Read replicas: Prisma 5+ supports read replicas via client extensions or separate datasource URLs; route analytics findMany to replica clients and writes to primary.

Worked example: Harbor Supply order API

Harbor Supply runs a B2B parts catalog on Next.js API routes and PostgreSQL. Their Prisma schema models Customer, Order, OrderLine, and Sku with a many-to-one from lines to SKU for price snapshots.

Checkout flow in one interactive transaction:

  1. tx.sku.findMany with where: { id: { in: skuIds } } and row locks via raw FOR UPDATE on high-contention SKUs during flash sales.
  2. Validate stock ≥ requested quantity; abort with a typed error if not.
  3. tx.order.create with nested lines.create storing unitPriceCents at purchase time (not live SKU price).
  4. tx.sku.updateMany decrementing stockQty.

Admin dashboards use include: { lines: { include: { sku: true } } } on order detail pages. List endpoints use select for id, status, and total only — cutting payload size 80% vs loading full graphs. Slow reports (monthly revenue by category) run as parameterized $queryRaw with GROUP BY because Prisma’s aggregation API is awkward for multi-join rollups.

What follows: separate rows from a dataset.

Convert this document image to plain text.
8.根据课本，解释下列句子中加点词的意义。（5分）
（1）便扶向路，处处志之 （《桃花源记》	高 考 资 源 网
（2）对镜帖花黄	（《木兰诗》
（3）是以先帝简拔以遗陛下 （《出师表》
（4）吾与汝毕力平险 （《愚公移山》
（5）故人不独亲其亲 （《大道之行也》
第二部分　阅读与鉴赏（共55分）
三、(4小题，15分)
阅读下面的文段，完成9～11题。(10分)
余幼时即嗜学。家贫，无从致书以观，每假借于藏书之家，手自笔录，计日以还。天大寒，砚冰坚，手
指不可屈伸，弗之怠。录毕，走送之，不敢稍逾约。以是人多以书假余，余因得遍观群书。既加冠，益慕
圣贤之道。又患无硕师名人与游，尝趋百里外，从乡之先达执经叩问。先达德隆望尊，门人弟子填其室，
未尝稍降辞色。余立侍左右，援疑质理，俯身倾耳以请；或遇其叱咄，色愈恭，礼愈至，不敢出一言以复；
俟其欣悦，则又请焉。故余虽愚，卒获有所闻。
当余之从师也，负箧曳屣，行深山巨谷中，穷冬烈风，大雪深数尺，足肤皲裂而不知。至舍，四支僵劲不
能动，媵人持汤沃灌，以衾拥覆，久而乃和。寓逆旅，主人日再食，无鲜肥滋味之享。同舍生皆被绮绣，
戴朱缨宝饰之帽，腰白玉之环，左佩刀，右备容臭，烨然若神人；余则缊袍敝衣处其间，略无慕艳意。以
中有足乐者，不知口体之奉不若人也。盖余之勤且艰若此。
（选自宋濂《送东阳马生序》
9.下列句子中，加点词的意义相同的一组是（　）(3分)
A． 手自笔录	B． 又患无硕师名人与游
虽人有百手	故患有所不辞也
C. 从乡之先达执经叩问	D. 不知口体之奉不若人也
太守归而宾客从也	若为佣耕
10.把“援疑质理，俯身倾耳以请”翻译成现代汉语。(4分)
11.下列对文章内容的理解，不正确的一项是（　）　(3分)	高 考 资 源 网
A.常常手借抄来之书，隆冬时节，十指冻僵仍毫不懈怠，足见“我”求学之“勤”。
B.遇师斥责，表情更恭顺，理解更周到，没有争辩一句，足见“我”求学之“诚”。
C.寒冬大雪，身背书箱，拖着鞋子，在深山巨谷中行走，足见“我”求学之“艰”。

Migrations ship through GitHub Actions: prisma migrate deploy before rolling new app containers.

ORM decision table

Choose Prisma when… Prefer Drizzle or Kysely when… Prefer raw SQL or sqlc when…
TypeScript team wants schema-driven types and Migrate You want SQL-like queries without a heavy code generator Queries are mostly analytics, CTEs, and window functions
CRUD APIs and nested writes dominate Edge bundle size and cold-start latency are critical DBA owns stored procedures and complex constraints
Next.js / NestJS greenfield with Postgres You need maximum control over every SELECT shape Polyglot services (Go, Rust) share one database
Prisma Studio helps ops debug data quickly Migrations as TypeScript files fit your workflow better Zero ORM abstraction overhead is a hard requirement
MongoDB document model with Prisma Mongo connector TypeORM legacy codebase already in production Heavy use of Postgres-specific extensions (pgvector ops in SQL)

Common pitfalls

  • N+1 queries — loading orders then fetching lines per order in a loop; fix with include or dataloaders.
  • New client per request — exhausts connections; use a module singleton.
  • db push in production — no migration audit trail; use migrate deploy.
  • Missing indexes on filter columns — Prisma does not auto-index every where field; align with your indexing guide.
  • Over-fetching with include — deep graphs on list endpoints; use select and pagination.
  • Decimal as float — use Prisma Decimal type and decimal.js for money, not JavaScript number.
  • Serverless without pooler — connection storms during traffic spikes.
  • Ignoring migration drift — hand-edited prod schema without updating schema.prisma breaks the next deploy.

Production checklist

  • Single Prisma Client instance per Node process; document serverless pooling strategy.
  • All schema changes through Prisma Migrate; migrations committed and reviewed like application code.
  • DATABASE_URL and secrets in env vars, never in schema files.
  • Indexes on foreign keys and frequent where / orderBy columns declared in schema or verified with EXPLAIN.
  • Integration tests against a disposable Postgres (Testcontainers or CI service) with prisma migrate deploy before test run.
  • prisma generate in CI and postinstall so Client matches schema.
  • Logging: enable query logging in staging only; use OpenTelemetry Prisma instrumentation in prod for slow-query alerts.
  • Graceful shutdown: $disconnect() on SIGTERM in long-running servers.
  • Raw SQL for reporting paths documented and parameterized — no string concatenation.
  • Quarterly review: drop unused models, archive old migrations policy, validate pool metrics under peak load.

Key takeaways

  • Prisma trades a code-generation step for compile-time safety and a unified schema + migration story.
  • Prisma Client excels at typed CRUD and nested writes; complex SQL still belongs in raw queries.
  • Migrate is the production path; treat db push as dev-only.
  • Connection pooling is mandatory for serverless Postgres, not optional tuning.
  • Pair Prisma with solid database fundamentals — the ORM does not replace index design or backup discipline.